To track several independent slices of the same mega-journal (e.g. one SSRN feed for "privacy" and another for "AI safety"), open the Add Journal panel and switch to the Filtered feed tab. Give each variant a label and its own keywords/authors — every submission creates a separate entry keyed by <issn>__<slug> with its own cache, feed URL (/feed/1556-5068__privacy, /feed/1556-5068__ai_safety, …), and OPML line. The original unfiltered entry keeps working unchanged.
For each journal refresh:
- CrossRef — fetch up to 100 recent articles (primary source, freshest metadata)
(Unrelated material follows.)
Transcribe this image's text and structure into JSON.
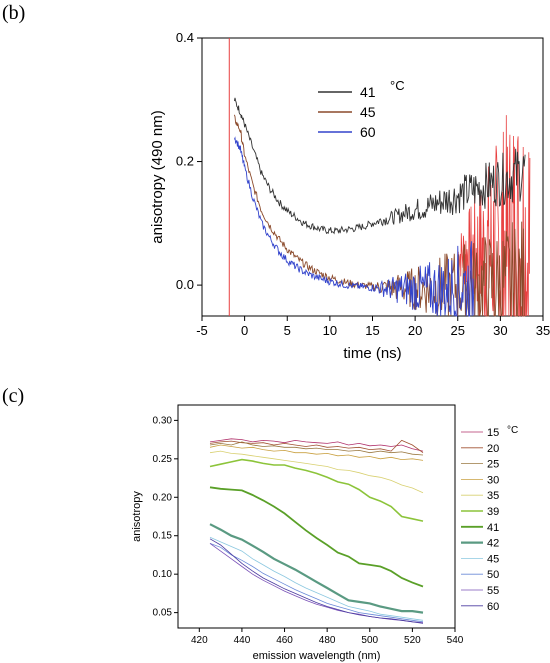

- Semantic Scholar — single batch POST for all DOIs missing abstracts (very efficient, up to 500 DOIs per request)
- OpenAlex — individual DOI lookups for anything still missing (rate-limited at 150ms per call)
ScholRSS is polite to upstream APIs:
- Semantic Scholar: 1 batch request per journal
- OpenAlex: 150ms between individual DOI lookups
- CrossRef: 500ms delay after fetching works
- 1s delay between journals during bulk refresh
- All requests include
mailto/ API keys for polite pool access
The Lookback setting (default 365 days) controls which articles are fetched and displayed. ScholRSS uses publication date rather than CrossRef's index date to determine relevance:
- CrossRef queries use
from-pub-date(publication date) instead offrom-index-date(when the record was added/modified in CrossRef) - At ingestion time, works published before the lookback window are dropped regardless of source (CrossRef, OpenAlex, or Semantic Scholar)
This prevents decades-old papers that were recently back-indexed or assigned DOIs from flooding your feed.
pip install pytest
pytest tests/ -v # all tests
pytest tests/ -v -m "not integration" # unit tests only (fast, no API calls)
pytest tests/ -v -m integration # integration tests (hits real APIs)ScholRSS works with Cosmos Server's reverse proxy. Either:
- URL mode: Add a route in Cosmos pointing to
scholrss:8844 - Labels mode: Uncomment the
cosmos.hostname/cosmos.portlabels indocker-compose.yml
Set BASE_URL to match your external hostname.